Дональд Бартак прищурился, выпятил губы и едва заметно кивнул, от чего его могучие брыли затряслись.
– Тоби, заходи, – сказал Бартак. – Надеюсь, у тебя дома все уладилось?
– Да, спасибо, несколько дней приходилось трудновато. Сегодня утром дети уехали в загородный лагерь.
– Я хотел дать тебе знать, что завтра у нас совещание по поводу тебя. Я полагаю, что Филиппа прислушается к моей рекомендации.
– Отличные новости, – произнес Тоби и встал, чтобы пожать руку начальнику.
– Я знаю, тебе приходилось нелегко. Надеюсь, что все твои проблемы скоро разрешатся. Должность Филиппы – это серьезно. Смотри, не опозорь меня.
Бартак начинал в этой больнице интерном еще в семидесятых. Скользкий тип, помпезный, твердо уверенный в завтрашнем дне. Его родной отец тогда был легендарным заведующим отделением. Карьеру все равно что поднесли Бартаку на тарелочке – не только из-за его родословной, но и из-за его уверенности в себе. При виде такой уверенности просто хотелось переложить на него всю ответственность, и всё, что ему оставалось делать, – не провалиться. И он не проваливался.
Он был хорошим врачом; даже отличным. Это самый неприятный момент. Бартак стал для Тоби настолько хорошим наставником, что невозможно было предвидеть его превращение в пройдоху и воротилу. А может, труднее всего смириться с тем, что человек может быть одновременно хорошим врачом и воротилой, а потом окончательно выбрать карьеру воротилы. В любом случае это печально. Когда Тоби был у Бартака клиническим ординатором, Бартак в конце дня поил его виски в своем кабинете и рассказывал байки о минувших днях. Тоби на всю жизнь запомнил, как Мартин Лу, заведующий подразделением в гастроэнтерологии, умирал от рака поджелудочной железы: быстро, печально, но вместе с тем как-то лирически-прекрасно, еще раз убедив Тоби, что выбранное им дело – полезное и достойное. В последние недели Тоби и Бартак сидели в палате с Мартином по многу часов, и Тоби слушал, как они вспоминают добрые старые дни в больнице, истории из того времени, когда медицинские карты еще были на бумаге и никто ничего не знал. Они смеялись вместе, пока доктор Лу не уставал и ему не нужно было отдохнуть.

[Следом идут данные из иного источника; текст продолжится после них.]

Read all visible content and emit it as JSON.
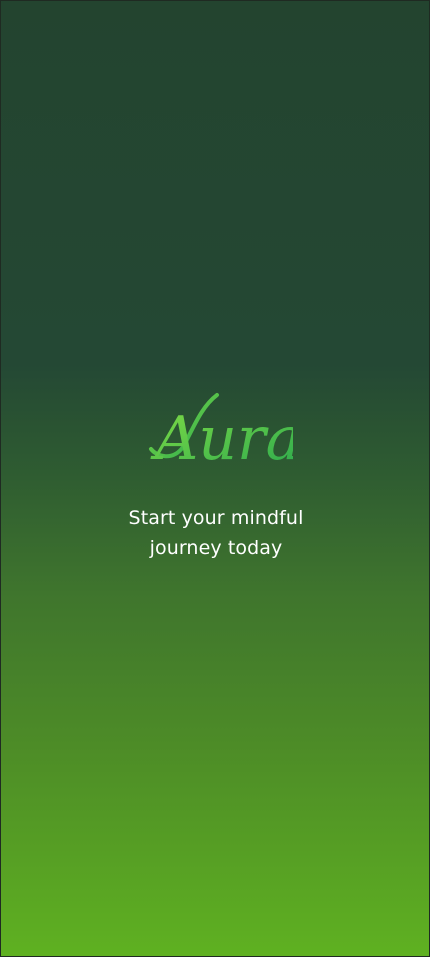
{
  "app": {
    "logo_text": "Aura",
    "tagline_line1": "Start your mindful",
    "tagline_line2": "journey today"
  },
  "colors": {
    "background_top": "#23442f",
    "background_bottom": "#5fb121",
    "logo_light": "#7cd63f",
    "logo_dark": "#2fae4d",
    "text": "#ffffff"
  }
}
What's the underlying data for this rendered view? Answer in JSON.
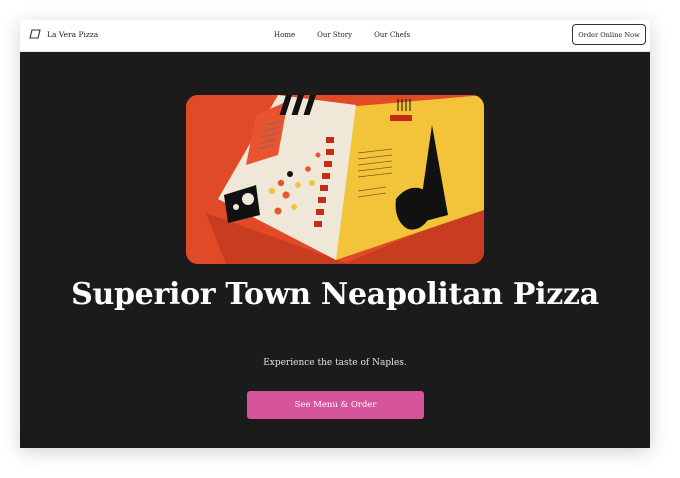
{
  "brand": {
    "name": "La Vera Pizza",
    "icon": "parallelogram-logo-icon"
  },
  "nav": {
    "links": [
      "Home",
      "Our Story",
      "Our Chefs"
    ],
    "order_button": "Order Online Now"
  },
  "hero": {
    "image": "pizza-menu-brochure-photo",
    "title": "Superior Town Neapolitan Pizza",
    "subtitle": "Experience the taste of Naples.",
    "cta": "See Menu & Order"
  },
  "colors": {
    "background": "#1c1b1b",
    "cta": "#d6549a",
    "nav": "#ffffff"
  }
}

В последний день Тоби и Бартак были в палате с доктором Лу. Когда промежутки между вдохами стали совсем редкими, Тоби и Бартак встали, чтобы оставить его наедине с женой и детьми. Но жена Мартина остановила их и сказала, что, по ее мнению, Мартин, к тому времени уже три дня лежавший без сознания, хотел бы, чтобы они остались. «Вы были такой же большой частью его жизни, как и мы». Когда Мартин наконец испустил последний вздох, жена коснулась лбом его лба и произнесла: «Прощай, любовь моя». И Тоби понял, что, несмотря на раннюю смерть, Мартину Лу повезло в жизни. И ему, Тоби, тоже. В тот момент он не мог не подумать о том, какой он счастливчик: ему повезло знать этих людей и работать с ними.
Когда все кончилось, Бартак повел Тоби к себе в кабинет и налил ему виски. Тоби все еще был погружен в глубокие раздумья, навеянные смертью Мартина, и красота этого ужасного момента очень долго ассоциировалась у него с Бартаком. Только потом, гораздо позже, Тоби понял, какой Бартак скользкий тип и хладнокровный пройдоха. Как он проявлял сострадание и дружескую поддержку напоказ, чтобы подняться на следующий уровень.